Copyright (c) 2023 NVIDIA. All rights reserved.


This project contains two folders:

  • byom_converters : contains Jupyter Notebooks to convert the PyTorch models to .tltb files (a proprietary template from NVIDIA for BYOM (bring your own model))
  • byom_person : contains Jupyter Notebooks to train the BYOM models generated using byom_converters for person-detection use case as well as the configurations for running these files in folders:
  • tao_person : contains a jupyter notebook stm32ai_tao_efficientnet_b0.ipynb to fine-tune the pretrained efficientnet_b0 model obtained from NGC model zoo, for person-detection use case as well as the configurations for running this file in folder specs.
  • LICENSE.md
  • SECURITY.md
  • CODE_OF_CONDUCT.md
  • CONTRIBUTING.md

Before you start

  • Create an account on myST and then sign in to STM32Cube.AI Developer Cloud to be able access the service.
  • If you don't have python already installed, you can download and install it from here, a 3.6 <= Python Version <= 3.8 is required to be able to use NVIDIA TAO and the scripts provided here, we recommend to use Python v3.8.16. (For Windows systems make sure to check the Add python.exe to PATH option during the installation process).
  • Install Jupyter server and notebook libraries to run the Jupyter notebooks.
  • Clone this repository using the following command:
git clone https://github.com/STMicroelectronics/stm32ai-tao.git
  • The delivery contains two types of notebooks
    • byom_converter_***.ipynb, and
    • stm32ai_tao_***.ipynb.
  • The users need to create seperate Python environments using conda or pyenv to run these notebooks.
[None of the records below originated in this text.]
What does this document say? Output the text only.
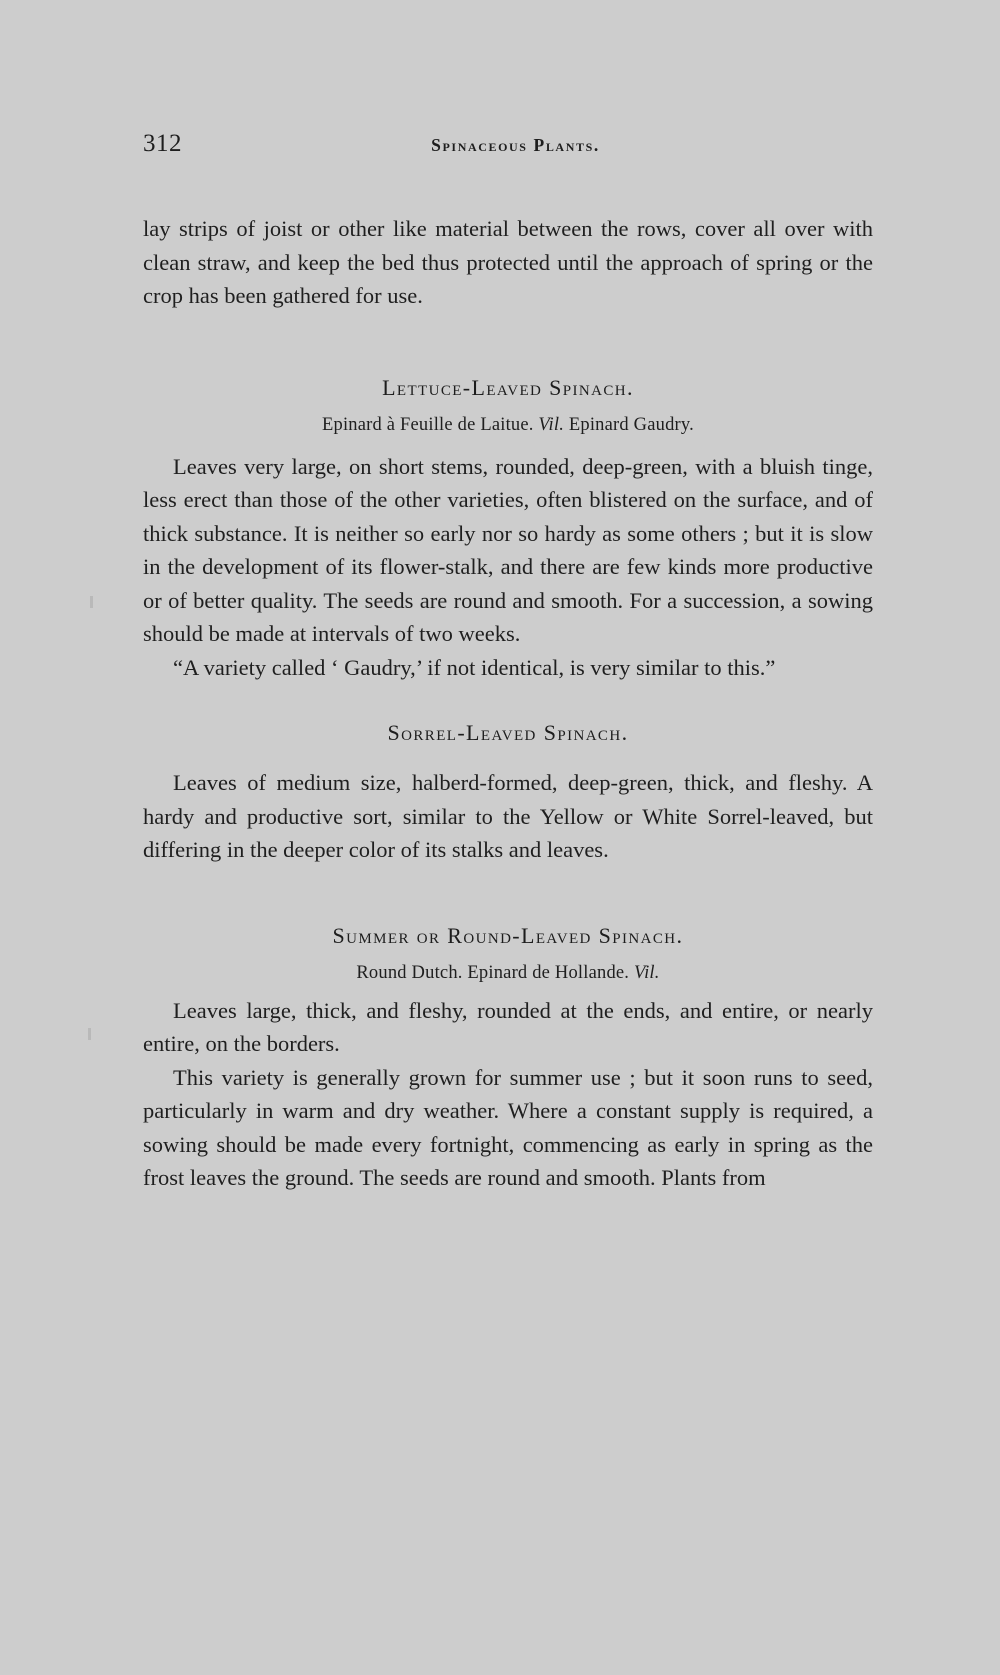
312	Spinaceous Plants.

lay strips of joist or other like material between the rows, cover all over with clean straw, and keep the bed thus protected until the approach of spring or the crop has been gathered for use.

Lettuce-Leaved Spinach.
Epinard à Feuille de Laitue. Vil. Epinard Gaudry.

Leaves very large, on short stems, rounded, deep-green, with a bluish tinge, less erect than those of the other varieties, often blistered on the surface, and of thick substance. It is neither so early nor so hardy as some others ; but it is slow in the development of its flower-stalk, and there are few kinds more productive or of better quality. The seeds are round and smooth. For a succession, a sowing should be made at intervals of two weeks.

“A variety called ‘ Gaudry,’ if not identical, is very similar to this.”

Sorrel-Leaved Spinach.

Leaves of medium size, halberd-formed, deep-green, thick, and fleshy. A hardy and productive sort, similar to the Yellow or White Sorrel-leaved, but differing in the deeper color of its stalks and leaves.

Summer or Round-Leaved Spinach.
Round Dutch. Epinard de Hollande. Vil.

Leaves large, thick, and fleshy, rounded at the ends, and entire, or nearly entire, on the borders.

This variety is generally grown for summer use ; but it soon runs to seed, particularly in warm and dry weather. Where a constant supply is required, a sowing should be made every fortnight, commencing as early in spring as the frost leaves the ground. The seeds are round and smooth. Plants from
The Python environments can be created using following commands named as byom_dev and byom_launcher:
cd stm32ai-tao
python -m venv <env-name>
  • Activate your virtual environment, on Windows run:
<env-name>\Scripts\activate.bat

On Unix or MacOS, run:

source <env-name>/bin/activate

NOTE: The names of the environments are just a suggestion and users can choose whichever name they prefer.

Running the Jupyter Notebooks

The running of Jupyter notebooks requires:

  • activate the byom_dev environment for all the byom_converter***.ipynb notebooks to convert your onnx models to byom model (.tltb), and
  • activate the byom_launcher environment for the stm32ai_tao_***.ipynb notebooks to train, adopt, optimize, benchmark and to convert your byom models in optimized c code for STM32 projects.
    • an internet connection is needed to run some cells of the notebooks
      • to download the dataset,
      • to get the models from torch.hub, and
      • to connect to STM32Cube.AI developer cloud.